Evidence Based Investing is Dead. Long Live Evidence Based Investing! Part 1
Membership required
Membership is now required to use this feature. To learn more:
View Membership BenefitsAdvisor Perspectives welcomes guest contributions. The views presented here do not necessarily represent those of Advisor Perspectives.
Michael Edesess’ article, The Trend that is Ruining Finance Research, makes the case that financial research is flawed. In this two-part article series, I will examine the points that Edesess raised in some detail. His arguments have some merit. Importantly however, his article fails to undermine the value of finance research in general. Rather, his points serve to highlight that finance is a real profession that requires skills, education, and experience that differentiates professionals from laymen.

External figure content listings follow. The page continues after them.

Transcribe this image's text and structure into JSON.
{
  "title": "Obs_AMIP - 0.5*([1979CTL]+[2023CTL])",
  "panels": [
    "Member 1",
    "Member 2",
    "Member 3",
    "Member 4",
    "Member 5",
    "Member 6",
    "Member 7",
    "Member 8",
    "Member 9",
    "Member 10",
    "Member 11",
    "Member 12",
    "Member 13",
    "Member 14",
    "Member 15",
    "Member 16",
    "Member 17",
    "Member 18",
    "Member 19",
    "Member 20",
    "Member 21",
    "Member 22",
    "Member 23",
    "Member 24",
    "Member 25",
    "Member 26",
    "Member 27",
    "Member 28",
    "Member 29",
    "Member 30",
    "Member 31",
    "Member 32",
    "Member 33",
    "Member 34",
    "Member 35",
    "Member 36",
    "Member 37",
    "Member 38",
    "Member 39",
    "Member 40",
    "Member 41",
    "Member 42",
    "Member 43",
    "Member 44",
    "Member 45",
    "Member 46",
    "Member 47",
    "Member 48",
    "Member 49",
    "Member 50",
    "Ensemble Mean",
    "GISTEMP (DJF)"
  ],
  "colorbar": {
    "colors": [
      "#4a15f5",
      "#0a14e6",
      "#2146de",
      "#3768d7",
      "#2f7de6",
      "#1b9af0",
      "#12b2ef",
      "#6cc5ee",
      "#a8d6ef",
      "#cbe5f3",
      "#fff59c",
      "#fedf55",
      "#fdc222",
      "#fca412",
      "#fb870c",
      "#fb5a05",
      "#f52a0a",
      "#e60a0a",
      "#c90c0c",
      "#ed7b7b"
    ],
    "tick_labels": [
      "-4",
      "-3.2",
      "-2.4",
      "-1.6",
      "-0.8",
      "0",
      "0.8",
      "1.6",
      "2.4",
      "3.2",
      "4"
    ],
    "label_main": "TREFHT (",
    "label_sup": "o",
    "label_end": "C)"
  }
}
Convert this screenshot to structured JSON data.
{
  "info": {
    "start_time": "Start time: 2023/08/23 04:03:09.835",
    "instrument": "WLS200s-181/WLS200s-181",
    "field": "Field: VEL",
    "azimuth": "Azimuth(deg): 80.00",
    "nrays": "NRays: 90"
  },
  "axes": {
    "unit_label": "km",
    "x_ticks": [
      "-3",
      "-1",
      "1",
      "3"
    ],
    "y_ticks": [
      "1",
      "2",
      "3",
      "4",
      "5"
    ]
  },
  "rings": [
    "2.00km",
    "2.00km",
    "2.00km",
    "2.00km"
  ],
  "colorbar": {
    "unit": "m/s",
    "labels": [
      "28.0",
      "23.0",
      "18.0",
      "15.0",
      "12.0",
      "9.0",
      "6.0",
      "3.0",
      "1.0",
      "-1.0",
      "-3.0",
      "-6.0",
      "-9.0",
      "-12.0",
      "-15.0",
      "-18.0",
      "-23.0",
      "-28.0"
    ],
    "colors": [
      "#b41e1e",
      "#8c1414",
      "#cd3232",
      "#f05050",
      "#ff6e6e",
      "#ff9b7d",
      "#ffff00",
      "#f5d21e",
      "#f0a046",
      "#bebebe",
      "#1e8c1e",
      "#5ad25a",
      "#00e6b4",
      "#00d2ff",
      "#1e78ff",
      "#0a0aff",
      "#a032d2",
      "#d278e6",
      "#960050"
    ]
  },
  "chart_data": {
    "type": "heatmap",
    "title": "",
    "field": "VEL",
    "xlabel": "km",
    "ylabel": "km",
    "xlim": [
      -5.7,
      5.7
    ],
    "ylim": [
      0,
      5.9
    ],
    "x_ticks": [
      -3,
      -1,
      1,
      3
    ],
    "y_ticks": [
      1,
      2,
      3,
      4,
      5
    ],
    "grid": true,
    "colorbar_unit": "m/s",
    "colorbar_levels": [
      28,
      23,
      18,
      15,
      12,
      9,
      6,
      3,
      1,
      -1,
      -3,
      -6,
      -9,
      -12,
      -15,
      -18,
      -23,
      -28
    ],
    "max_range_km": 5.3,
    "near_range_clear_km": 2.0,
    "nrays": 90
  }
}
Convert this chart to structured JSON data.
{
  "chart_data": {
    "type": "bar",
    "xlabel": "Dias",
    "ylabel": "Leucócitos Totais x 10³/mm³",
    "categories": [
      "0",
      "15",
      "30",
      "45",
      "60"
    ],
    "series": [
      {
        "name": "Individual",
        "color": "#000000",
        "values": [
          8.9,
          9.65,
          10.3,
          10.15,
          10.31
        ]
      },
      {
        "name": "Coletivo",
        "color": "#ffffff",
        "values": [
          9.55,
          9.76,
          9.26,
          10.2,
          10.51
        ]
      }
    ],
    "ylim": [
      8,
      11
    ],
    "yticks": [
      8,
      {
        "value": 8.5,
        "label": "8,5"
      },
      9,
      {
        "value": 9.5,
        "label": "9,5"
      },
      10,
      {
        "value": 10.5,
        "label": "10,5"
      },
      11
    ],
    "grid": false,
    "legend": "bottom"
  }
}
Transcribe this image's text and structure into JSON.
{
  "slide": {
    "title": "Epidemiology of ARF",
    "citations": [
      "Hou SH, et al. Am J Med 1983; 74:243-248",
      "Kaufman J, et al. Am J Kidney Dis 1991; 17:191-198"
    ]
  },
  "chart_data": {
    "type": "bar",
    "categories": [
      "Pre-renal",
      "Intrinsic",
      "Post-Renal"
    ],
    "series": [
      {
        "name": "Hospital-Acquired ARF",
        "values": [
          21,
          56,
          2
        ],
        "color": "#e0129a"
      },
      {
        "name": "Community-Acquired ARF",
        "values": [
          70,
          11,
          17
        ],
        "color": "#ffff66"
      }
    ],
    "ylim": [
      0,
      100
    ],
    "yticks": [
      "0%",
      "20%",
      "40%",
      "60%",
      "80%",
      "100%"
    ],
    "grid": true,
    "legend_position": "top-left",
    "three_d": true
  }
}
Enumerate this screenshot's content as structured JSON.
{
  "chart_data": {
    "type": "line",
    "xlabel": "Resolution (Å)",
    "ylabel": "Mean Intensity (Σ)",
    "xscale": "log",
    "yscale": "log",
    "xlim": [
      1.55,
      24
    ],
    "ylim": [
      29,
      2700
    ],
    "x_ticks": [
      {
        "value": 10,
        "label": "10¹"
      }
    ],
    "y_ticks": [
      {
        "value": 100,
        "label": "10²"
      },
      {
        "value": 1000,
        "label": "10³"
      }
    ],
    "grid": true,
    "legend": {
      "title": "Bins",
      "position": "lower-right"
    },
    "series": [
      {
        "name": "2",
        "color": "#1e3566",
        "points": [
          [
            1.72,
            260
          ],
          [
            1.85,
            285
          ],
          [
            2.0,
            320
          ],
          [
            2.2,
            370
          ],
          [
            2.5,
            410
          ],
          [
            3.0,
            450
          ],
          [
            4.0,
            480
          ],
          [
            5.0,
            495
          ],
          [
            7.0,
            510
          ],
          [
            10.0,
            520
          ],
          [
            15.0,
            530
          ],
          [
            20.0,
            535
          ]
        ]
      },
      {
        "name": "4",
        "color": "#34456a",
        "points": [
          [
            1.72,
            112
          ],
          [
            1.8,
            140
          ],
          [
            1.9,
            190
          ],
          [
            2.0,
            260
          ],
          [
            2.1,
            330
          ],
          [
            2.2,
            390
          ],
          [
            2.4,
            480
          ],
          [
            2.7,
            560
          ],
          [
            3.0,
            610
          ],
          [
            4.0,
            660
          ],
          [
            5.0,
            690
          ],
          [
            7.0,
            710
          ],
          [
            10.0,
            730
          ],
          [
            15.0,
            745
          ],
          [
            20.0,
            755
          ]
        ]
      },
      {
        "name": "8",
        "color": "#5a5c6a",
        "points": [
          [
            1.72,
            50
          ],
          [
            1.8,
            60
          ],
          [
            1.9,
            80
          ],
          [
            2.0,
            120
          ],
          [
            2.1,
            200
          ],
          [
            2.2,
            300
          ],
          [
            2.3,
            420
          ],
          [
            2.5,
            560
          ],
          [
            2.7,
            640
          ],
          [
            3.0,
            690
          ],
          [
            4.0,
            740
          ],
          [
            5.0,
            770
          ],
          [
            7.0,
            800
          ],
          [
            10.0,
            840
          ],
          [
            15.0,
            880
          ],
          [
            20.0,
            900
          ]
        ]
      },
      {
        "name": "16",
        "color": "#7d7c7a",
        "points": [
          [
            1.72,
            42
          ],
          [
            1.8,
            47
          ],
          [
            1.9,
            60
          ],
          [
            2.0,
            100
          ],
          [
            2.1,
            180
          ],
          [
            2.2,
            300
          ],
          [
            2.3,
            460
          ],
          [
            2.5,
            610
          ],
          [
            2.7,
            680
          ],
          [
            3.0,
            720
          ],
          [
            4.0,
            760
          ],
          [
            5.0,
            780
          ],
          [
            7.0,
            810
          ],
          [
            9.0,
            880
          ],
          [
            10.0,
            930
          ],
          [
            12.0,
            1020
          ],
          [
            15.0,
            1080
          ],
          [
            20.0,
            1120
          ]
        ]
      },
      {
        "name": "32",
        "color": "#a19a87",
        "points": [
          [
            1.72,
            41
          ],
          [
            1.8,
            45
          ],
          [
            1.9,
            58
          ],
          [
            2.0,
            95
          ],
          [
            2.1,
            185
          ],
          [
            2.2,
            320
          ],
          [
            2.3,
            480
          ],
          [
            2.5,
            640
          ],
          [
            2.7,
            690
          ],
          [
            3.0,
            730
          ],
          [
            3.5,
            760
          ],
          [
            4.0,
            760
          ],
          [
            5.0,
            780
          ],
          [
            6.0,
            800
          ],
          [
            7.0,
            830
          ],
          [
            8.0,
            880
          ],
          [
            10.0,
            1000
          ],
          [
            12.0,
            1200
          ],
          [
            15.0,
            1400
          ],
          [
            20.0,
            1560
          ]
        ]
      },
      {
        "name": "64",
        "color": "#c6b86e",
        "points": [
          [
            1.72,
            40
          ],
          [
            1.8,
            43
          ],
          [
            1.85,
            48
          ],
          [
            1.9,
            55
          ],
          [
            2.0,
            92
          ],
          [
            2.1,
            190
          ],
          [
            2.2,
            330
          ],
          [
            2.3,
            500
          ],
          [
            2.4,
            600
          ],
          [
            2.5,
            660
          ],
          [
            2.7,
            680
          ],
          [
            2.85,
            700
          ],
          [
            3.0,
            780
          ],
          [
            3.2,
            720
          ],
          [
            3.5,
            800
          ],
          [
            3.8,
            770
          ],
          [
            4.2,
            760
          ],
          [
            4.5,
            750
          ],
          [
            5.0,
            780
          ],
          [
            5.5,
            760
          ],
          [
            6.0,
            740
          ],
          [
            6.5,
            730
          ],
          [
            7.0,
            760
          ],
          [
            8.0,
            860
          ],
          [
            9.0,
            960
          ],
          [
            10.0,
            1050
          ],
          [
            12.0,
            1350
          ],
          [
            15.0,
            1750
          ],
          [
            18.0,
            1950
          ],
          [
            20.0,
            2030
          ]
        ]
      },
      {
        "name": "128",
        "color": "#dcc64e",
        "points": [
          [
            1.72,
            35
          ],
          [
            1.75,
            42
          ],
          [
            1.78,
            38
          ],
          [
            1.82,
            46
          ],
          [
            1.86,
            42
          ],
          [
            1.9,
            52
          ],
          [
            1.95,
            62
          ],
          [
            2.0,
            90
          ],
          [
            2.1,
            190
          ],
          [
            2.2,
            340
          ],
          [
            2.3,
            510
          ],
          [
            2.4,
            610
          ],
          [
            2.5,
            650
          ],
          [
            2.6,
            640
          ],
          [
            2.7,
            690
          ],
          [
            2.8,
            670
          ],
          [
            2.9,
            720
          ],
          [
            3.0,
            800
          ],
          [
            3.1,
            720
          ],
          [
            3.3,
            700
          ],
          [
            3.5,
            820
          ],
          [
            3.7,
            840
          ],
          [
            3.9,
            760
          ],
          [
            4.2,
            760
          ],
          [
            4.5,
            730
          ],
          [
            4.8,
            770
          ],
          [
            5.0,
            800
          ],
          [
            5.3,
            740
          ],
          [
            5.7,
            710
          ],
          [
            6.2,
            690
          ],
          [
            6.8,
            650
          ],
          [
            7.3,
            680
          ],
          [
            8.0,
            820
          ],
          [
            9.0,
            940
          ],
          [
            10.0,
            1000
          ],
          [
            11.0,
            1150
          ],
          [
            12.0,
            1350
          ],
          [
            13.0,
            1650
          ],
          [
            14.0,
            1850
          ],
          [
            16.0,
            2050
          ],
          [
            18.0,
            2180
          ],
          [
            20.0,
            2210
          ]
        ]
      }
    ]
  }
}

Edesess’ case against evidence-based inveesting rests on three general assertions. There is a very real issue with using a static t-statistic threshold when the number of independent tests becomes very large. Financial research is often conducted with a universe of securities that includes a large number of micro-cap and nano-cap stocks. These stocks often do not trade regularly, and exhibit large overnight jumps in prices. They are also illiquid and costly to trade. Third, the regression models used in most financial research are poorly calibrated to form conclusions on non-stationary financial data with large outliers.
This article will explore the issues around the latter two challenges. My next article will tackle the “p-hacking” issue in finance, and propose a framework to help those who embrace evidence-based investing to make judicious decisions based on a more thoughtful interpretation of finance research.
An un-investable investment universe
A large proportion of finance studies perform their analysis with a universe of stocks that is practically un-investable for most investors. That’s because they include stocks with very small market capitalizations. In fact, the top 1,000 stocks by market capitalization represent over 93% of the total aggregate market capitalization of all U.S. stocks. This means the bottom 3,000 or so stocks account for just 7% of total market capitalization. The median market cap of a stock in the bottom half of the market capitalization distribution is just over $1billion.
Figure 1. Cumulative proportion of U.S. market capitalization
Source: Blackrock
Mathematically, only a very small portion of investment capital can be deployed outside the top 1,000 or so stocks. Smaller stocks are also much less liquid, with less frequent trading, high bid-ask spreads and larger overnight volatility. Moreover, these companies tend to trade at low prices, which means trading costs are larger for institutions who pay commissions on a per-share basis.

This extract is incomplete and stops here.